Kendra Van Wagner summarizes one of the best known and enduring behavioral change models in an article for About.com. (Link to full article.) “Researchers have proposed many theories to explain how change occurs. One of these theories, known as the ‘Stages of Change’ model, which was introduced in the late 1970’s by researchers James Prochaska and Carlo DiClemente, has been used to help people understand the change process.” Since its introduction, the Stages of Change Model has been found to be an effective aid in helping us understand how people go through a change in behavior. The Model is based on 6 stages: Pre-contemplation, Contemplation, Preparation, Action, Maintenance and Termination (in the Model’s terminology this last means self-sufficiency).
Although generally used to help individuals address addictions (no connection implied), perhaps the Model could offer Towers Watson management some help in promoting effective and enduring change on the part of its new-entity employees.
Let’s take a closer look at this change model and see how its philosophy might apply to a corporate merger change management effort.
Stage 1: Pre-contemplation is characterized by denial concerning the change. Strategies to overcome this reaction are to explain the risks of current behavior and encourage introspection.
Stage 2: Contemplation is characterized by ambivalence, and strategies at this point include helping the individual weigh the pros and cons.
Stage 3: Preparation is characterized by experimenting with small changes and strategies, including goal statements and action plans, and evaluating employee reactions.
Stage 4: Action is obviously characterized by taking direct actions and effecting meaningful organizational change. Here rewards are most important, the carrot for the effort.
Stage 5: Maintenance is characterized by avoiding relapse to outdated behaviors and practices, and strategies again include rewards designed to continuously support the new organizational strategy.
Stage 6: Termination is characterized by self-sufficiency.
It is important for the individual Tower and Watson organizations to move the majority of their consultants and staff through Stage 3 (Preparation) by close date (expected to be the end of this year). That is all about mentoring people, connecting with clients, answering questions honestly and providing complete information (or as complete as is permitted before close). These simple but time-consuming steps should help those folks who are struggling in the Pre-Contemplation and Contemplation stages.

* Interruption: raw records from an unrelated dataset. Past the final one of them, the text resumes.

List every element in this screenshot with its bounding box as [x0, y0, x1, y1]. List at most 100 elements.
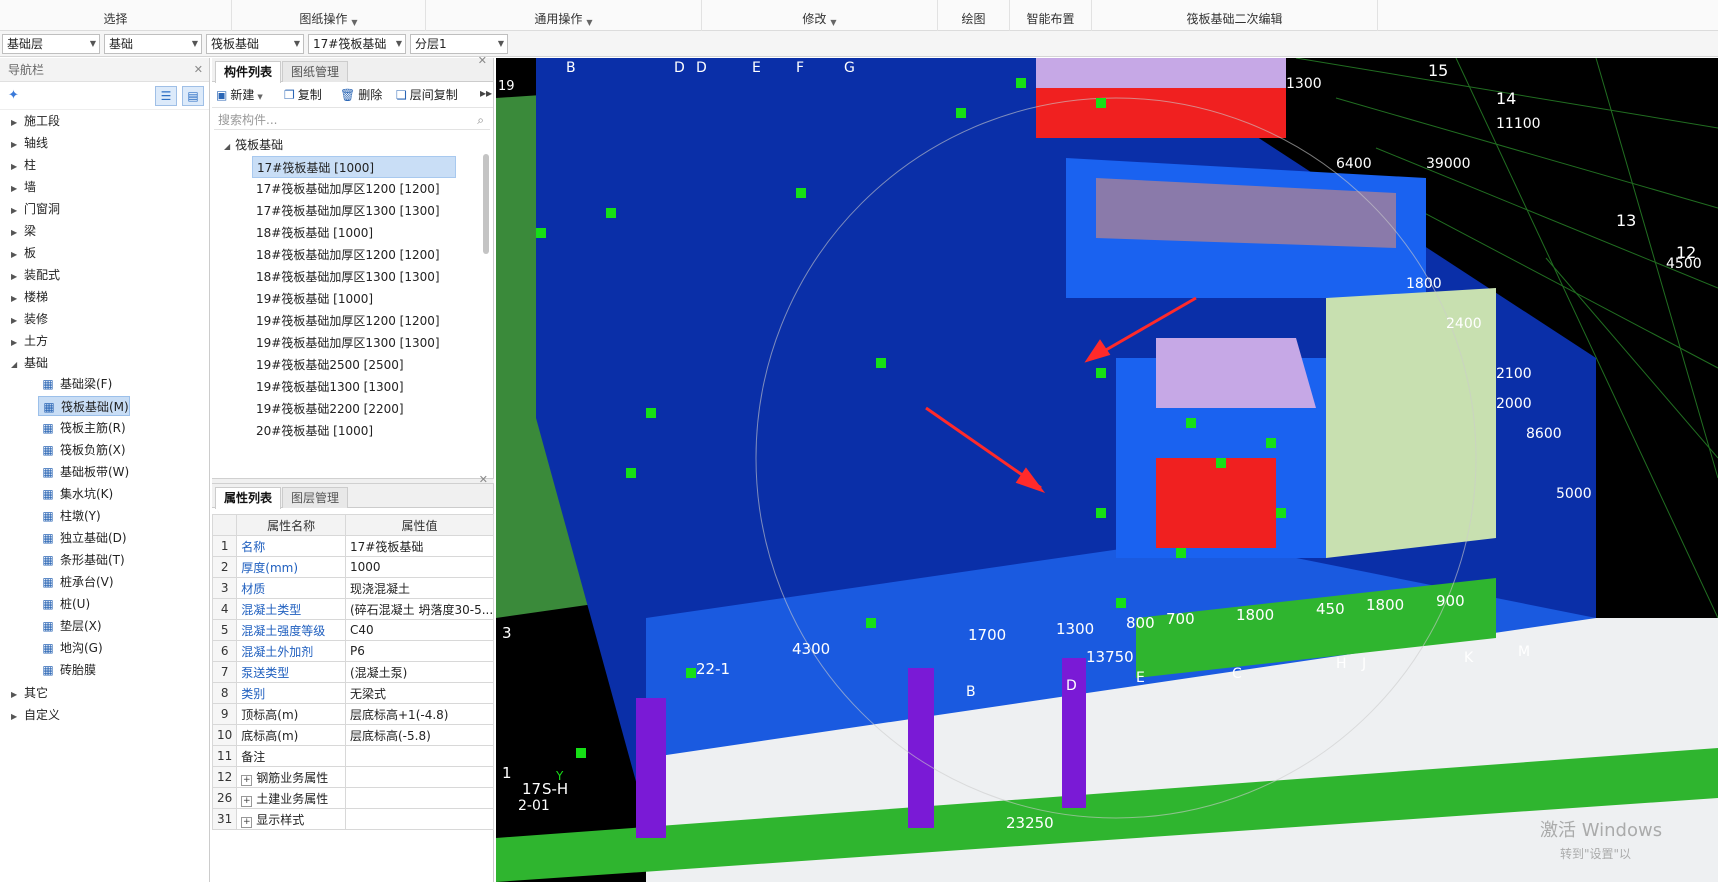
property-row[interactable]: 9 顶标高(m) 层底标高+1(-4.8) — [211, 703, 494, 725]
property-row[interactable]: 1 名称 17#筏板基础 — [211, 535, 494, 557]
nav-foundation-item[interactable]: ▦ 桩(U) — [38, 594, 90, 614]
property-value[interactable] — [345, 745, 494, 767]
search-icon[interactable]: ⌕ — [477, 110, 484, 130]
nav-item[interactable]: ▶ 梁 — [0, 220, 210, 242]
component-list-item[interactable]: 19#筏板基础加厚区1200 [1200] — [252, 310, 456, 332]
nav-foundation-item[interactable]: ▦ 桩承台(V) — [38, 572, 113, 592]
floor-select[interactable]: 基础层 ▼ — [2, 34, 100, 54]
component-list-item[interactable]: 20#筏板基础 [1000] — [252, 420, 456, 442]
property-row[interactable]: 5 混凝土强度等级 C40 — [211, 619, 494, 641]
property-row[interactable]: 3 材质 现浇混凝土 — [211, 577, 494, 599]
pin-icon[interactable]: ✦ — [8, 88, 19, 103]
property-value[interactable]: 17#筏板基础 — [345, 535, 494, 557]
nav-foundation-item[interactable]: ▦ 柱墩(Y) — [38, 506, 100, 526]
property-value[interactable]: (混凝土泵) — [345, 661, 494, 683]
nav-foundation-item[interactable]: ▦ 基础板带(W) — [38, 462, 129, 482]
property-value[interactable] — [345, 808, 494, 830]
list-root-raft[interactable]: ◢ 筏板基础 — [224, 134, 283, 156]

Then to address the Preparation stage, Towers Watson managements must ensure that annual goal statements include specific actions that will support the strategy of the merged firms, its vision, mission and values. Encourage not just metrics-based goals (sales, client service hours, etc) but personal goals such as integrating staff into new offices and mentoring junior staff.
Certainly, planning for the merger close will focus heavily on the development of new compensation and benefits packages. Those rewards packages will drive the behaviors that support the strategy of the newly combined firm, not the individual strategies of the prior entities. If properly designed and communicated, those rewards programs can help ensure that every consultant and staff member makes the right moves at the right time to consistently drive business strategy and organizational success.
Post merger, the Towers Watson management will need to be vigilant about addressing and resolving concerns among and between consultants and managers. “Turf battles” or conflicts need to be addressed immediately and disappointment must be handled carefully and consistently.
The greatest worry may be the integration time frame fore-casted by Towers and Watson management – as long as three years. Our point of view: that’s way too long. Three months might be a better goal or the new company is likely to leave far too much shareholder value on the table and far too many valuable people behind.
The process won’t be easy. Change is hard. But as Charles Darwin said: “It is not the strongest of the species that survives, nor the most intelligent, but the one most responsive to change.”